Nos últimos tempos tenho assistido com surpresa a críticas ao Presidente da República por este não ter impedido a solução de governo encontrada nos Açores. Há quem afirme, sem hesitações, que, se fosse Presidente, teria impedido a coisa. É o caso de Ana Gomes e de Marisa Matias. Mais adiantam que se forem eleitas e se forem confrontadas com uma solução de governo nacional em que, por exemplo, o PSD tenha apoio parlamentar do Chega não darão posse a tal executivo putativo. Criticam, por isso, Marcelo Rebelo de Sousa por este afirmar exatamente o contrário, sendo que o faz escudado na Constituição e explicando o óbvio: podemos não gostar de um determinado cenário político, mas temos de respeitar as regras do jogo democrático.
Penso que ninguém terá dúvidas de que a extrema-direita populista está, para mim, na categoria de inimigo político. Um partido com posições racistas e xenófobas, um partido que despreza a República, não é meu adversário, é meu inimigo.
Posto isto, o meu combate político não me faz esquecer ou tresler a Constituição. Tem sido amplamente citado o artigo 46º da Lei Fundamental, preceito que proíbe organizações racistas ou que perfilhem a ideologia fascista. Este normativo é citado para justificar a razoabilidade da decisão de um Presidente ou de uma Presidente vetarem a constituição de um governo com apoio parlamentar do Chega.
Acontece que a norma constitucional tem de ser lida com muita cautela. Por um lado, a proibição de organizações racistas, que faz todo o sentido numa República baseada na dignidade da pessoa humana, leva a que o Tribunal Constitucional, quando aprecia a legitimidade de um partido, verifique se está em perigo o cometimento, por parte dessa organização, de crimes, como o crime de constituição ou de desenvolvimento de atividades de propaganda organizada que incitem à discriminação, ao ódio ou à violência raciais, o que nos remete para conceitos complexos e precisos de direito penal.

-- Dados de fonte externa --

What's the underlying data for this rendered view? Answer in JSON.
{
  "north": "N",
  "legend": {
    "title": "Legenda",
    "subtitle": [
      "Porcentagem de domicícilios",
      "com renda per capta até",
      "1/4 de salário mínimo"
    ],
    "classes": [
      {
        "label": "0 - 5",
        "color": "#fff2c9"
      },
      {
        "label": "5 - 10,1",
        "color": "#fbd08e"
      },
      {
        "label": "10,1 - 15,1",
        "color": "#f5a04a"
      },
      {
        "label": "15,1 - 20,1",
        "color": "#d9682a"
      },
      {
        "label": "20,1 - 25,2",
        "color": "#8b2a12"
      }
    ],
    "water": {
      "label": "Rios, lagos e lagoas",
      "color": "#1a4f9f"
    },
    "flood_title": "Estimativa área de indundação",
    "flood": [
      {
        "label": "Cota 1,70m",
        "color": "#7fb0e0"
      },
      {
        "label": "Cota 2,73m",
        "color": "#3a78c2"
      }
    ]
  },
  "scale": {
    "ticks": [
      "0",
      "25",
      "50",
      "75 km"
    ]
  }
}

Por outro lado, a proibição de organizações que perfilhem a ideologia fascista, evidentemente explicável à luz do contexto de 1975, é uma norma restritiva que deve ser lida restritivamente. A democracia madura vive com os seus inimigos e é no jogo político que os combatemos, pelo que o que aqui se veda é a organização política, fascista, em si mesma – do tipo das do Estado Novo, para alguns – , não sendo de modo algum inconstitucional, ainda que repugnante, a expressão política de ideias fascistas, protegida pela liberdade de pensamento, de expressão e até de reunião.
O Chega foi legalizado e até que o Tribunal Constitucional, por iniciativa do Ministério Público, mude de entendimento, tem os mesmos direitos que os restantes partidos políticos. O voto popular num partido que tenho por inimigo vale tanto como o voto no meu partido.
É por isso absurdo afirmar-se que Marcelo deveria ter vetado a solução governativa dos Açores ou afirmar-se que no lugar de Presidente não se dará posse a um governo com o apoio do Chega. A Constituição não o autoriza. O Presidente nomeia o governo tendo em conta os resultados eleitorais e o Presidente não pode substituir-se ao Tribunal Constitucional numa escabrosa violação do princípio da separação de poderes.
Às vezes custa muito ser democrata. Pode até ser impopular. Mas uma pessoa que respeita a Constituição não exceciona o respeito quando a dureza espreita. Levanta a cabeça e luta. Politicamente. Porque queremos mesmo que seja 25 de Abril sempre e fascismo nunca mais.